Event Review: Nanette Screening

Nick Cherryman – Sociology Department (University of Warwick)

Queer History Warwick welcomed Dr Sharon Lockyer (Brunel centre of Comedy Studies Research), Amy Zala (Leicester) and Joe Harrison (Warwick) to a screening and discussion of Nanette, the stand up Netflix special by Hannah Gadsby. With papers ranging from how Netflix shapes the way we now view comedy to discussions on survivor stories to the role of comedy in telling stories, all three participants contributed a fascinating element to the discussion.
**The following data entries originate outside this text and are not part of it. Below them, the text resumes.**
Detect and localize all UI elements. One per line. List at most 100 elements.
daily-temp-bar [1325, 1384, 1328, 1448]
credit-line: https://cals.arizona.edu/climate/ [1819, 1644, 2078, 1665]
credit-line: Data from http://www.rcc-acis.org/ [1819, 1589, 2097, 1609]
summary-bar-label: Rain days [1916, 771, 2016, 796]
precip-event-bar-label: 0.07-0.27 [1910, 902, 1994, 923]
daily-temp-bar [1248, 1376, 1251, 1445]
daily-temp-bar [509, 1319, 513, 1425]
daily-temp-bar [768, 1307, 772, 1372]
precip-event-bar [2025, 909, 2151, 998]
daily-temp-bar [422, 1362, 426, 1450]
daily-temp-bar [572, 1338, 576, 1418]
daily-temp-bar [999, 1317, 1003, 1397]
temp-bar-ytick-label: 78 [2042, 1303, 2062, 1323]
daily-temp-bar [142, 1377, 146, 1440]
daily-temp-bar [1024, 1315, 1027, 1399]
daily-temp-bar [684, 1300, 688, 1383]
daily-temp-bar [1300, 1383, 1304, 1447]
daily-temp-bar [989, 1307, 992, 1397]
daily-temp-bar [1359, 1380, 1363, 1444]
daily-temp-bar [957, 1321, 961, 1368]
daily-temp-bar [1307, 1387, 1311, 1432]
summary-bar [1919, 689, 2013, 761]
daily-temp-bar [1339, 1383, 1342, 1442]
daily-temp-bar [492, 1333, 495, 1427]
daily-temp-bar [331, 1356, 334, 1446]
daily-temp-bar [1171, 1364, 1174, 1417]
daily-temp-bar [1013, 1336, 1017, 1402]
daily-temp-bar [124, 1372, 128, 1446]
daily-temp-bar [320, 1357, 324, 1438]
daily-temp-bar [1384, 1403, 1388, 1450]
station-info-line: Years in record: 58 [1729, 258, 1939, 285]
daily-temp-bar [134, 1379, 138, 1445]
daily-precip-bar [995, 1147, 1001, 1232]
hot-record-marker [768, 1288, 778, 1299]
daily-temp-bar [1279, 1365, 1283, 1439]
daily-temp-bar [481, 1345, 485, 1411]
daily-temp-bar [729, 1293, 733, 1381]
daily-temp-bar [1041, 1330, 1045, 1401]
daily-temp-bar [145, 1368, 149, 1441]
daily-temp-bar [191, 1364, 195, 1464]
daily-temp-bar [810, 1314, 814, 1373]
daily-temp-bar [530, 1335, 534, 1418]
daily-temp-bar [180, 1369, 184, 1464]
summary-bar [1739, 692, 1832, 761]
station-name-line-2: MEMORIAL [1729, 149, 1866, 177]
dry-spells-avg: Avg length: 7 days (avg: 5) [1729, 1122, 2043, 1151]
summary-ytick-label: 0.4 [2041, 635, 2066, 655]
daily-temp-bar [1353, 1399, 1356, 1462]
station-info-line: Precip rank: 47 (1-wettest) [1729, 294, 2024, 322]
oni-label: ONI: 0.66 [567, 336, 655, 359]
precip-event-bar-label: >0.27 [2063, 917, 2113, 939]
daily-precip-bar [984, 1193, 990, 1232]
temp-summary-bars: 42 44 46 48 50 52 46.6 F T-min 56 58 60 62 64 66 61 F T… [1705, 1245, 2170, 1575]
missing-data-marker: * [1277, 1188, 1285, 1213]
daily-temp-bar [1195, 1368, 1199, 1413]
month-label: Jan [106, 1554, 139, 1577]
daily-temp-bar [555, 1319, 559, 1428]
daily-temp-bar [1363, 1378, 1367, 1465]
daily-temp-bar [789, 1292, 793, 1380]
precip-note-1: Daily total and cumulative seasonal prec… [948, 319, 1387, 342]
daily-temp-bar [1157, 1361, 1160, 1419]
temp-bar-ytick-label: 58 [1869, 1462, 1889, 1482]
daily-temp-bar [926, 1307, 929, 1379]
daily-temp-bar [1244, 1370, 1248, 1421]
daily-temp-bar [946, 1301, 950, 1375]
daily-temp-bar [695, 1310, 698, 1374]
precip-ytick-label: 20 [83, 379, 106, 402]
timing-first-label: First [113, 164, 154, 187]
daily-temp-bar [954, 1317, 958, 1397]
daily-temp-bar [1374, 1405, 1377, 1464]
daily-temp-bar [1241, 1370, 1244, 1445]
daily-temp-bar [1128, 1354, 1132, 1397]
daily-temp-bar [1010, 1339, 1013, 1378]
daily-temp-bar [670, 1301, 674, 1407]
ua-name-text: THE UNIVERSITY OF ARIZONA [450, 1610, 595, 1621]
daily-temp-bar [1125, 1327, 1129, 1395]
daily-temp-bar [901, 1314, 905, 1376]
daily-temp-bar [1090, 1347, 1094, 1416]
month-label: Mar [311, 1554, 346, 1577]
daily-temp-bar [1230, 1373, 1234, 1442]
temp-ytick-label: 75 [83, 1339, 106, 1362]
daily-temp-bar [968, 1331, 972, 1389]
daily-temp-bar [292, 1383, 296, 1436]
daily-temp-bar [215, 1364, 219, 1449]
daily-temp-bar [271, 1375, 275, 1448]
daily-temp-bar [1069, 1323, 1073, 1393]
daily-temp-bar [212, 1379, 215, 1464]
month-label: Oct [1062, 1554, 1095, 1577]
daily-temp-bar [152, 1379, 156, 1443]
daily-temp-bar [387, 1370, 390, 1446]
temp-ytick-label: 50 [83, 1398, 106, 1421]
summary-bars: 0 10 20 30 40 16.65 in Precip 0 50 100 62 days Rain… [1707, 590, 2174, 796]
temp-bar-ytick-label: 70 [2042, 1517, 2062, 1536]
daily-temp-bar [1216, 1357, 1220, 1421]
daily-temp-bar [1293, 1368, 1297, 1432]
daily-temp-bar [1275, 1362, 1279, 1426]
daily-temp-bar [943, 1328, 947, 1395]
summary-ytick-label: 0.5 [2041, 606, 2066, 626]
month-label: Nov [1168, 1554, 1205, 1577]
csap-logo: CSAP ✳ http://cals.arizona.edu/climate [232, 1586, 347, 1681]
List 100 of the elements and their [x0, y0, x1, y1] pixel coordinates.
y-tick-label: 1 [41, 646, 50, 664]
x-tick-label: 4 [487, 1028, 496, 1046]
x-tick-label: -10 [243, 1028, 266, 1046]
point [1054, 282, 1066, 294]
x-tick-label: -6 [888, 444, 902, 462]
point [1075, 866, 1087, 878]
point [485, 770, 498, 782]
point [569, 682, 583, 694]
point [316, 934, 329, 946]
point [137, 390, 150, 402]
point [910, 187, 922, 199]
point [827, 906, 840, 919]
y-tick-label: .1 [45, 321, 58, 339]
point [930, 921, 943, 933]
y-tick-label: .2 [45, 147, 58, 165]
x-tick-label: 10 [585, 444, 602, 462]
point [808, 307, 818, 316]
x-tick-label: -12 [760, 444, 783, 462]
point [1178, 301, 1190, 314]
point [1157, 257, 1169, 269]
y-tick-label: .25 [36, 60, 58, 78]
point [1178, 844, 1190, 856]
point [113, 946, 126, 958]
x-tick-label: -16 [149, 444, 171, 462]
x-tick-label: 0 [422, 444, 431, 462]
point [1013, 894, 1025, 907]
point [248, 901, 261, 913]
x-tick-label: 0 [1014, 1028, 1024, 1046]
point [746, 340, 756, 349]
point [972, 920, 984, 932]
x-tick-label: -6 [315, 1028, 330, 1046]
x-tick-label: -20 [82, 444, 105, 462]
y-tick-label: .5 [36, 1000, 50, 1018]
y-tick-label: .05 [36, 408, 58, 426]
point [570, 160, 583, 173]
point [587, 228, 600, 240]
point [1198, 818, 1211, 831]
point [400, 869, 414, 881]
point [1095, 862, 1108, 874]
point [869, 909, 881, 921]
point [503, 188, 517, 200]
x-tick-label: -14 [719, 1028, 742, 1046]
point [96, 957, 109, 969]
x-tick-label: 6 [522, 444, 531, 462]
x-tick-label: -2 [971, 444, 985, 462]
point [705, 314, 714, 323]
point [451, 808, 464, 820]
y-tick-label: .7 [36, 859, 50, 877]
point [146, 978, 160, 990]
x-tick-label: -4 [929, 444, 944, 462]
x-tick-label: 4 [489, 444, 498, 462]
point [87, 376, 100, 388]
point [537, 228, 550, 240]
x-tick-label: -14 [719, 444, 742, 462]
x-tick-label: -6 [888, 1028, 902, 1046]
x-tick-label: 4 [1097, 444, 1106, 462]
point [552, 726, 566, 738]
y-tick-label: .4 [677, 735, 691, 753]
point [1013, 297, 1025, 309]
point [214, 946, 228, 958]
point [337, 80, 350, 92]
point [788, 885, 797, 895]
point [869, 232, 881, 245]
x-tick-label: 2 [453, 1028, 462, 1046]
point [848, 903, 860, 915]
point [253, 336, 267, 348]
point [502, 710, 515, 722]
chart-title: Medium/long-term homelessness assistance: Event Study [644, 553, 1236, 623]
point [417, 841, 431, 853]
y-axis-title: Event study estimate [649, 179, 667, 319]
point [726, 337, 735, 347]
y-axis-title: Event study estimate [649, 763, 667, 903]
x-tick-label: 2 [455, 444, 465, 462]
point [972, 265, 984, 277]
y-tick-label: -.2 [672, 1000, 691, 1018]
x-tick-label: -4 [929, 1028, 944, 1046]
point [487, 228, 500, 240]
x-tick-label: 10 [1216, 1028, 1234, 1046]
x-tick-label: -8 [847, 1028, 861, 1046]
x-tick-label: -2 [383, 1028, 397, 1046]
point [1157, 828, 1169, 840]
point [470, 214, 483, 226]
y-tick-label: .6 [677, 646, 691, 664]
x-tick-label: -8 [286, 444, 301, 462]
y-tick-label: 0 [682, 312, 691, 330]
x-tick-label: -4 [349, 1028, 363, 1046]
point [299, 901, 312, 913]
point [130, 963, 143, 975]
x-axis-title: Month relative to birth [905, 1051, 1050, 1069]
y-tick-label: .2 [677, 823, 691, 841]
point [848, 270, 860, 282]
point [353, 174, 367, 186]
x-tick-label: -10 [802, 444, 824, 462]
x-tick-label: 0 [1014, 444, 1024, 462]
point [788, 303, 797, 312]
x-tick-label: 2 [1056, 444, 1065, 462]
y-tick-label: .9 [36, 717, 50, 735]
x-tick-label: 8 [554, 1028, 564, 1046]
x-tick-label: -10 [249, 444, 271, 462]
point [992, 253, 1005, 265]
After a screening of Nanette, we listened to the papers. Joe Harrison contrasted the viewing of Nanette with the presentation of comedy on Netflix, and the ways Netflix both simultaneously dictates but delineates the viewing experience across borders, temporal boundaries, and even within the viewer’s own expectations. Amy Zala talked about how Nanette both immerses the audience in Hannah Gadsby’s own survivor story and questioned how complicit one is when telling others or how enforced the viewer may feel when listening to stories of survival. Finally, Dr. Sharon Lockyer presented her work on the very structures of comedy and how Hannah Gadsby plays with these structures. She introduced the idea of how community is built through the role of the audience and questioned if Nanette really was a ‘genre redefining performance’.

Discussion of the papers was varied and interesting and drew on how community is shaped through the act of viewing comedy via online platforms and how this has the potential to be subversive. Conversation led to Dr Lockyer’s own research on the ‘unruly woman’ in comedy and how unruly bodies (i.e. bodies that are visibly different) change the way the viewer perceives jokes – with particular reference to Liz Carr, star of Silent Witness, comedienne and disability activist. There was also discussion on the responsibility of those presenting comedy and the medium it is presented through to those around them. The audience could have carried on,but time restraints unfortunately meant that we were unable to carry on this reflective and engaging discussion further!

Queer History Warwick extends an enormous thank you to all our speakers for an interesting and engaging discussion, and we hope to see everyone at our remaining events this year.